Dangerous bird flu strain found in Croatia; new outbreak in China
Scientists monitoring bird migration as conduit for flu
BRUSSELS, Belgium — The European Union announced today the dangerous H5N1 strain of bird flu has been found in Croatia, the latest European nation to be hit by the virus.
The Chinese government today, meanwhile, announced that a bird flu outbreak has killed 545 chickens and ducks in a village in central China — the country's third case of the disease in two weeks.
The outbreak in Hunan province prompted authorities to destroy 2,487 other birds in an effort to contain the virus, the Agriculture Ministry said in a report posted on the Web site of the Paris-based World Organization for Animal Health.
Following the announcement of the suspected Croatian case over the weekend, the European Commission on Monday issued a precautionary ban on imports of live poultry, wild birds and feathers from that Balkan country. "That ban remains in force,'' said EU Commission spokesman Philip Tod.
Croatian authorities said they slaughtered all domestic poultry in four villages near a Nasice pond where two of 13 swans found dead tested positive for bird flu on Monday.
The H5N1 strain, which has devastated poultry flocks in Asia in the past two years, has now been found in Romania and the European part of Russia. It has also shown up in the Asian part of Turkey, close to Europe.
In Germany, officials said that preliminary tests on wild geese found dead there came back positive for bird flu, but said there would be further tests to see whether they carried the H5N1 strain.
Slovenia, Hungary and France were also testing birds found dead for signs of bird flu, underscoring the extreme sensitivity of the issue even though officials have urged Europeans not to panic.
The virus is hard for humans to contract, and most of the 62 people in Asia who have died from the disease since 2003 were poultry farmers directly infected by sick birds.
In Copenhagen, Denmark, European health officials said the continent was better prepared to contain outbreaks of bird flu than Asia because of better resources and communication between countries.

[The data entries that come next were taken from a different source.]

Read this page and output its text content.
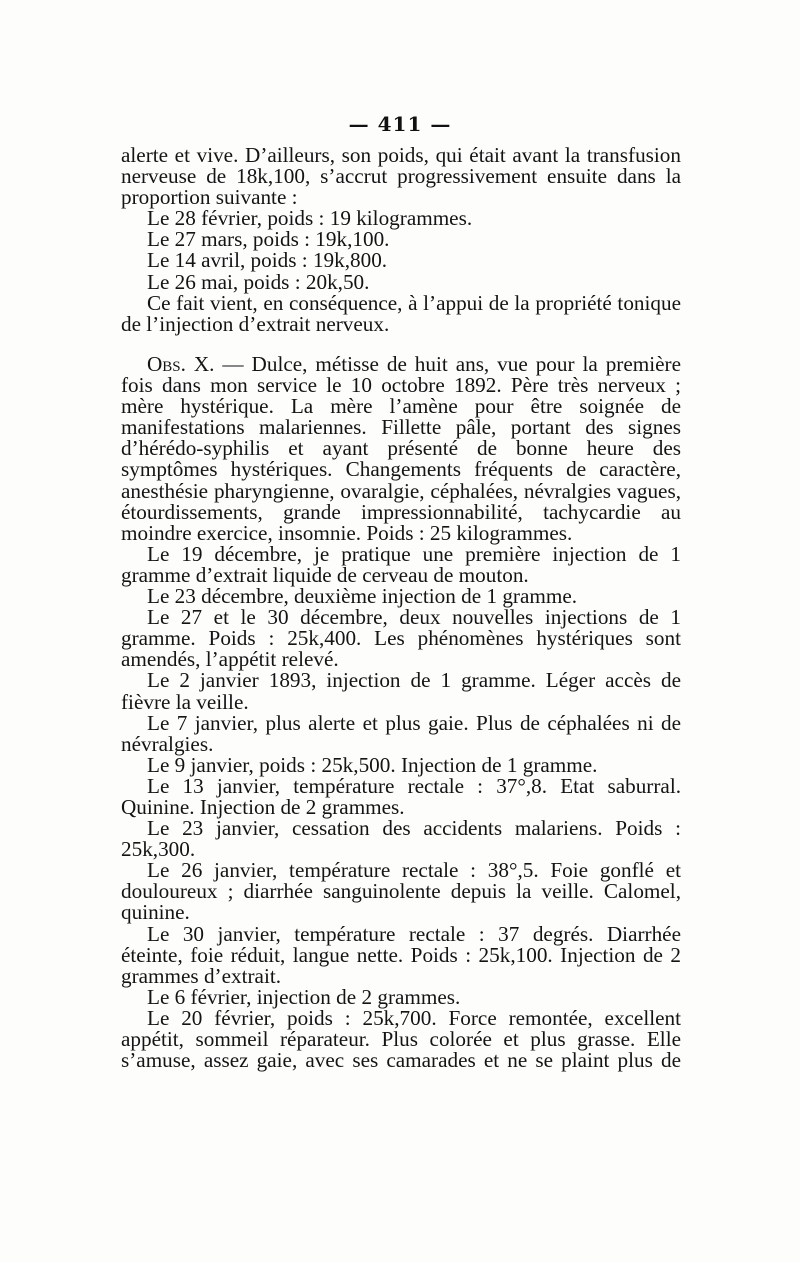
— 411 —

alerte et vive. D’ailleurs, son poids, qui était avant la transfusion nerveuse de 18k,100, s’accrut progressivement ensuite dans la proportion suivante :

Le 28 février, poids : 19 kilogrammes.

Le 27 mars, poids : 19k,100.

Le 14 avril, poids : 19k,800.

Le 26 mai, poids : 20k,50.

Ce fait vient, en conséquence, à l’appui de la propriété tonique de l’injection d’extrait nerveux.

Obs. X. — Dulce, métisse de huit ans, vue pour la première fois dans mon service le 10 octobre 1892. Père très nerveux ; mère hystérique. La mère l’amène pour être soignée de manifestations malariennes. Fillette pâle, portant des signes d’hérédo-syphilis et ayant présenté de bonne heure des symptômes hystériques. Changements fréquents de caractère, anesthésie pharyngienne, ovaralgie, céphalées, névralgies vagues, étourdissements, grande impressionnabilité, tachycardie au moindre exercice, insomnie. Poids : 25 kilogrammes.

Le 19 décembre, je pratique une première injection de 1 gramme d’extrait liquide de cerveau de mouton.

Le 23 décembre, deuxième injection de 1 gramme.

Le 27 et le 30 décembre, deux nouvelles injections de 1 gramme. Poids : 25k,400. Les phénomènes hystériques sont amendés, l’appétit relevé.

Le 2 janvier 1893, injection de 1 gramme. Léger accès de fièvre la veille.

Le 7 janvier, plus alerte et plus gaie. Plus de céphalées ni de névralgies.

Le 9 janvier, poids : 25k,500. Injection de 1 gramme.

Le 13 janvier, température rectale : 37°,8. Etat saburral. Quinine. Injection de 2 grammes.

Le 23 janvier, cessation des accidents malariens. Poids : 25k,300.

Le 26 janvier, température rectale : 38°,5. Foie gonflé et douloureux ; diarrhée sanguinolente depuis la veille. Calomel, quinine.

Le 30 janvier, température rectale : 37 degrés. Diarrhée éteinte, foie réduit, langue nette. Poids : 25k,100. Injection de 2 grammes d’extrait.

Le 6 février, injection de 2 grammes.

Le 20 février, poids : 25k,700. Force remontée, excellent appétit, sommeil réparateur. Plus colorée et plus grasse. Elle s’amuse, assez gaie, avec ses camarades et ne se plaint plus de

China's Agriculture Ministry said the third outbreak there was "under control,'' the official Xinhua News Agency reported. It said the virus was confirmed to be the deadly H5N1 strain on Tuesday by a government laboratory.
Agriculture Ministry and Hunan provincial health and agriculture officials refused to give any other information.
The report came as the government said it was activating an emergency disease-reporting network and forestry officials were on the lookout for cases in wild birds, which experts worry might spread the virus when they migrate before winter.